The current algorithm is inefficient. Indeed, the O(n)
computation time for each item of dTM
is expensive and results in a O(n m)
time for the whole code. There is a way to make the algorithm significantly more efficient by sorting data. Indeed, you can find the closest value (i.e. np.min(np.abs(dTT - esTimeI))
with a binary search running in O(log n)
time, so the overall execution time goes down to O(m log n)
. This operation can also still be vectorised with Numpy thanks to np.searchsorted
:
def findGaps_fastest(dTM,dTT):
bTs = []
start = -1
i, index, stop = 0,0,0
tThreshold = timedelta(seconds=30)
# See below for faster conversions
np_dTT = np.array(dTT, dtype=np.datetime64)
np_dTT.sort()
np_dTM = np.array(dTM, dtype=np.datetime64)
pos = np.searchsorted(np_dTT, np_dTM, side='right')
# Consider the 3 items close the the position found.
# We can probably only consider 2 of them but this is simpler and less bug-prone.
pos1 = np.maximum(pos-1, 0)
pos2 = np.minimum(pos, np_dTT.size-1)
pos3 = np.minimum(pos+1, np_dTT.size-1)
tDiff1 = np.abs(np_dTT[pos1] - np_dTM)
tDiff2 = np.abs(np_dTT[pos2] - np_dTM)
tDiff3 = np.abs(np_dTT[pos3] - np_dTM)
tMin = np.minimum(tDiff1, tDiff2, tDiff3)

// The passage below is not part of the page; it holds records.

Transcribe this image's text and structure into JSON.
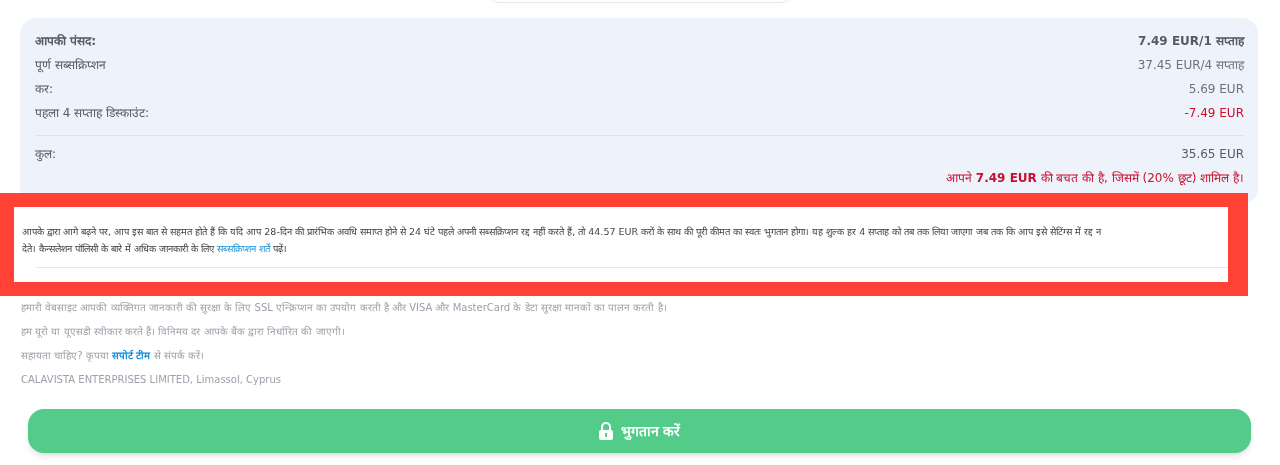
{
  "summary": {
    "rows": [
      {
        "label": "आपकी पंसद:",
        "value": "7.49 EUR/1 सप्ताह",
        "kind": "header"
      },
      {
        "label": "पूर्ण सब्सक्रिप्शन",
        "value": "37.45 EUR/4 सप्ताह",
        "kind": "normal"
      },
      {
        "label": "कर:",
        "value": "5.69 EUR",
        "kind": "normal"
      },
      {
        "label": "पहला 4 सप्ताह डिस्काउंट:",
        "value": "-7.49 EUR",
        "kind": "discount"
      }
    ],
    "total": {
      "label": "कुल:",
      "value": "35.65 EUR"
    },
    "savings": "आपने **7.49 EUR** की बचत की है, जिसमें (20% छूट) शामिल है।"
  },
  "notice": {
    "line_1": "आपके द्वारा आगे बढ़ने पर, आप इस बात से सहमत होते हैं कि यदि आप 28-दिन की प्रारंभिक अवधि समाप्त होने से 24 घंटे पहले अपनी सब्सक्रिप्शन रद्द नहीं करते हैं, तो 44.57 EUR करों के साथ की पूरी कीमत का स्वतः भुगतान होगा। यह शुल्क हर 4 सप्ताह को तब तक लिया जाएगा जब तक कि आप इसे सेटिंग्स में रद्द न",
    "line_2_before": "देते। कैन्सलेशन पॉलिसी के बारे में अधिक जानकारी के लिए ",
    "link": "सब्सक्रिप्शन शर्तें",
    "line_2_after": "पढ़ें।"
  },
  "footer": {
    "security": "हमारी वेबसाइट आपकी व्यक्तिगत जानकारी की सुरक्षा के लिए SSL एन्क्रिप्शन का उपयोग करती है और VISA और MasterCard के डेटा सुरक्षा मानकों का पालन करती है।",
    "currency": "हम यूरो या यूएसडी स्वीकार करते हैं। विनिमय दर आपके बैंक द्वारा निर्धारित की जाएगी।",
    "support_before": "सहायता चाहिए? कृपया ",
    "support_link": "सपोर्ट टीम",
    "support_after": " से संपर्क करें।",
    "company": "CALAVISTA ENTERPRISES LIMITED, Limassol, Cyprus"
  },
  "pay_button": {
    "label": "भुगतान करें"
  }
}
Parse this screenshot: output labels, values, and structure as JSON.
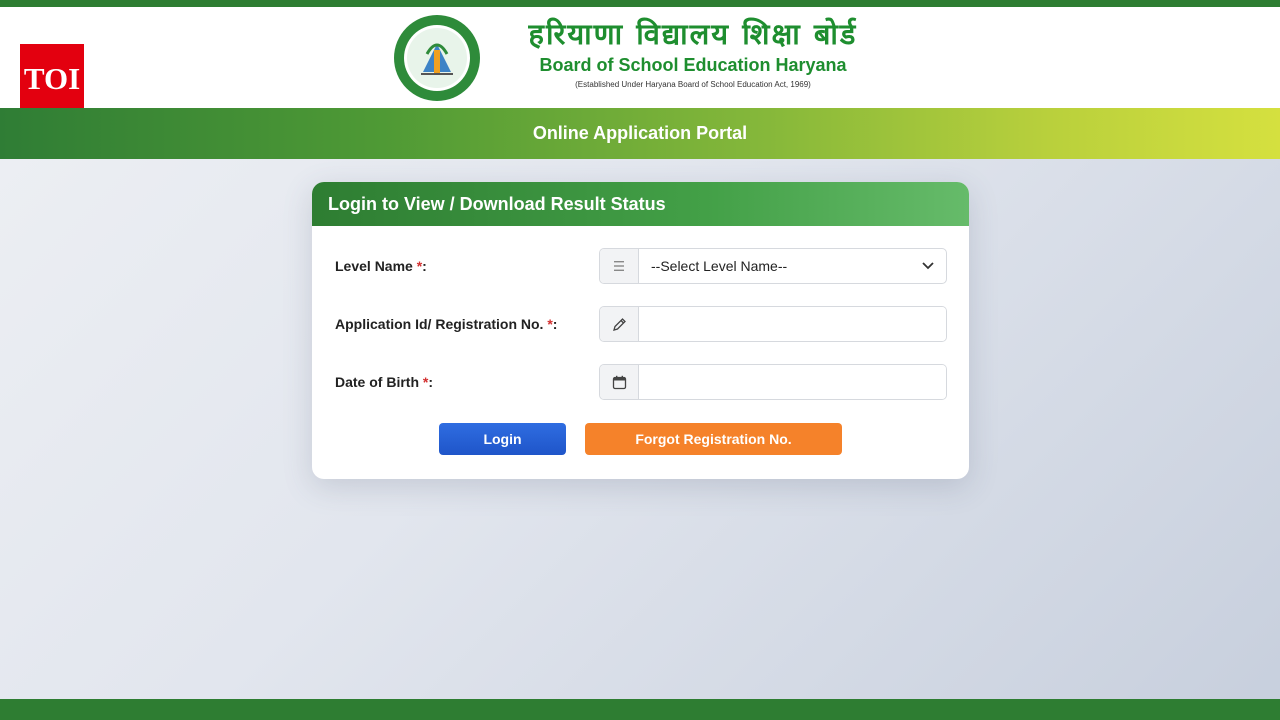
{
  "header": {
    "toi_logo": "TOI",
    "board_name_hindi": "हरियाणा विद्यालय शिक्षा बोर्ड",
    "board_name_english": "Board of School Education Haryana",
    "established_text": "(Established Under Haryana Board of School Education Act, 1969)",
    "emblem_icon": "hbse-emblem-icon"
  },
  "portal": {
    "title": "Online Application Portal"
  },
  "login_card": {
    "title": "Login to View / Download Result Status",
    "required_marker": "*",
    "level": {
      "label": "Level Name ",
      "suffix": ":",
      "selected": "--Select Level Name--",
      "icon": "list-icon"
    },
    "application": {
      "label": "Application Id/ Registration No. ",
      "suffix": ":",
      "value": "",
      "icon": "pencil-icon"
    },
    "dob": {
      "label": "Date of Birth ",
      "suffix": ":",
      "value": "",
      "icon": "calendar-icon"
    },
    "login_button": "Login",
    "forgot_button": "Forgot Registration No."
  },
  "colors": {
    "brand_green": "#2e7d32",
    "login_blue": "#2f6de1",
    "forgot_orange": "#f5822a",
    "toi_red": "#e3000f"
  }
}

for index in range(len(np_dTM)):
if tMin[index] > tThreshold:
i += 1
if start == -1:
start = index
stop = index
else:
if start != -1:
startstop = [dTM[start],dTM[stop]]
msg = f' Flag data from {startstop[0]} to {startstop[1]}'
print(msg)
bTs.append(startstop)
start = -1
if start != -1 and stop == index: # Records from a mid-point to the end are bad
startstop = [dTM[start],dTM[stop]]
bTs.append(startstop)
return bTs
This is about 90 times faster!
Note that most of the time is actually spent in the conversions from lists to Numpy arrays. Without that (i.e. assuming it can be pre-computed), it would be even faster (>200 times)! The rest of the time is mainly spent in the Python loop.
If this is not enough, then you can do the conversion in parallel with multiple threads. You can certainly do that in Cython. Cython can also make the Python loop faster. In the end, most of the time should be spent in reading pure-Python object from the pure-Python list.
A convoluted way to make the conversion faster is to first extract each timestamp as a float
and then create the Numpy array quickly based on them. This is about 6 times faster on my machine and 90% of the time is spent in pure-Python datetime method calls. The precision of the date should be in the order of microseconds (not more). Here is an example:
timestamps = [e.timestamp() for e in dTT] # Expensive part
np_dTT = np.array(np.array(timestamps, np.float64), dtype='datetime64[s]')